I have a few more thoughts about this chicken.
1. I believe the recipe you talked about for Maryland chicken published by Marriott is this one: http://www.hungrybrowser.com/phaedrus/m0519M08.htm#5
I am just about certain this recipe is no where near what they were using for Roy Rogers/Pappy Parker back in the 80's. With Marriott making a fortune from Roy Rogers and Big Boy franchisees, no way could they publish the recipe. This is alluded to by Paul Moloney in his review on Amazon.
2. I don't know if the story about Bill Marriott creating the recipe is true. It may just be PR hype. The batter used by Roy Rogers is similar to that used by KFC and Popeyes. If the recipe for KFC was created by head of company Col Harlan Sanders, would it not sound good if the recipe for Pappy Parker's was created by head of company Bill Marriott?

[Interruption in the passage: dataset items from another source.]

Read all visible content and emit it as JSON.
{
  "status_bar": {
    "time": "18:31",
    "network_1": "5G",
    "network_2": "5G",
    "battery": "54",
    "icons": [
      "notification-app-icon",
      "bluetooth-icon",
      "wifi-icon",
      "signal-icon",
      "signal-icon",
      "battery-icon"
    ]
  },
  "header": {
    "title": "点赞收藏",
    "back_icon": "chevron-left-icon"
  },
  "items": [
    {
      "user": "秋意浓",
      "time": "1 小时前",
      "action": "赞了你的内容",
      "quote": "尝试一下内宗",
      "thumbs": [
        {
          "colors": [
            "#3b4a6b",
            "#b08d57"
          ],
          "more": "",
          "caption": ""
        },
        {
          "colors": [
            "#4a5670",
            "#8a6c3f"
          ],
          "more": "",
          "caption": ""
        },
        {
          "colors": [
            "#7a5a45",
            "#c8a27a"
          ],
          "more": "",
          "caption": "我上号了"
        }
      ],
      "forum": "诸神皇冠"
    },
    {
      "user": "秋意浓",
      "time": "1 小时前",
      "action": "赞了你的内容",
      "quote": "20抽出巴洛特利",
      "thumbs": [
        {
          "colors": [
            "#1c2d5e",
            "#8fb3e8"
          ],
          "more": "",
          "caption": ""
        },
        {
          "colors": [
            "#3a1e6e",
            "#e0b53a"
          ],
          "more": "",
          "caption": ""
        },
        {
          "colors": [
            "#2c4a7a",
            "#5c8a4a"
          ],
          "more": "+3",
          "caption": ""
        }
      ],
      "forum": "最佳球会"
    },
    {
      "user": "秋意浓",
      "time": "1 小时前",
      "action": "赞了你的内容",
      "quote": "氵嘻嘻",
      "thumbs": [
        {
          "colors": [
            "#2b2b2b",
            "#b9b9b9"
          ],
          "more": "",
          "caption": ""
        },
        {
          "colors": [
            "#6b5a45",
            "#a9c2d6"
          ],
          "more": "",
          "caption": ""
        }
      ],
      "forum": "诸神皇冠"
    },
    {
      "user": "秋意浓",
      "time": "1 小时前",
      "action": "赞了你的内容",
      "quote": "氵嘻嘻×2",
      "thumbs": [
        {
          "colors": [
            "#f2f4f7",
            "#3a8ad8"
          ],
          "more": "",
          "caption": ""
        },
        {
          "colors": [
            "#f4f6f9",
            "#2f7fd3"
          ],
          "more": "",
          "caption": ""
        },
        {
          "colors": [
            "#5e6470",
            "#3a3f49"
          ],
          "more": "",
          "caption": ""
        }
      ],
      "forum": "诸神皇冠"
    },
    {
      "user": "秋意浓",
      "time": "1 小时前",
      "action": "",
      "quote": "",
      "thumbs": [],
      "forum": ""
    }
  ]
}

3. Most of the signature menu items found today at stand-alone Roy Rogers are not exactly the same as in, say, 1985. But this is true of most QSR chains. Every time there is a thread here on Roadfood, everyone says KFC is not as good as in the old days. The people who supplied the food to the restaurants also changed. Back in the mid-80's, the Roy Rogers down the block from me in NYC was supplied by a tractor trailer with Maryland plates with "Marriott, Bethesda, MD" written on the driver side door. Last time I passed a Roy Rogers, there was a Maines Food Service truck in the lot. Not sure if was delivering food or just stopping to eat, however. With the small size of the chain now, the franchsor may be using more off-the-shelf food items rather than the custom products used in the past.
4. Currently, the closet place from NYC to get good Roy Rogers chicken is the franchisor-owned stand-alone stores in and near Frederick, Maryland. There is one 200 yards or so from the executive offices of the franchisor, and the food there is consistantly good. There is a staggering total of 6 alone in Frederick, 2010 population 65239.
5. About the recipe: if you want to taste the chicken rather than just study the history of it, you are up against cloning the recipe, just like those folks who try cloning the KFC recipe. I never paid attention to how the chicken was cooked (pan, deep fried, fried in a pressure cooker, etc.), but the taste of the breading I find similar to Popeyes.
Gone on too long. Will PM you with more "juice".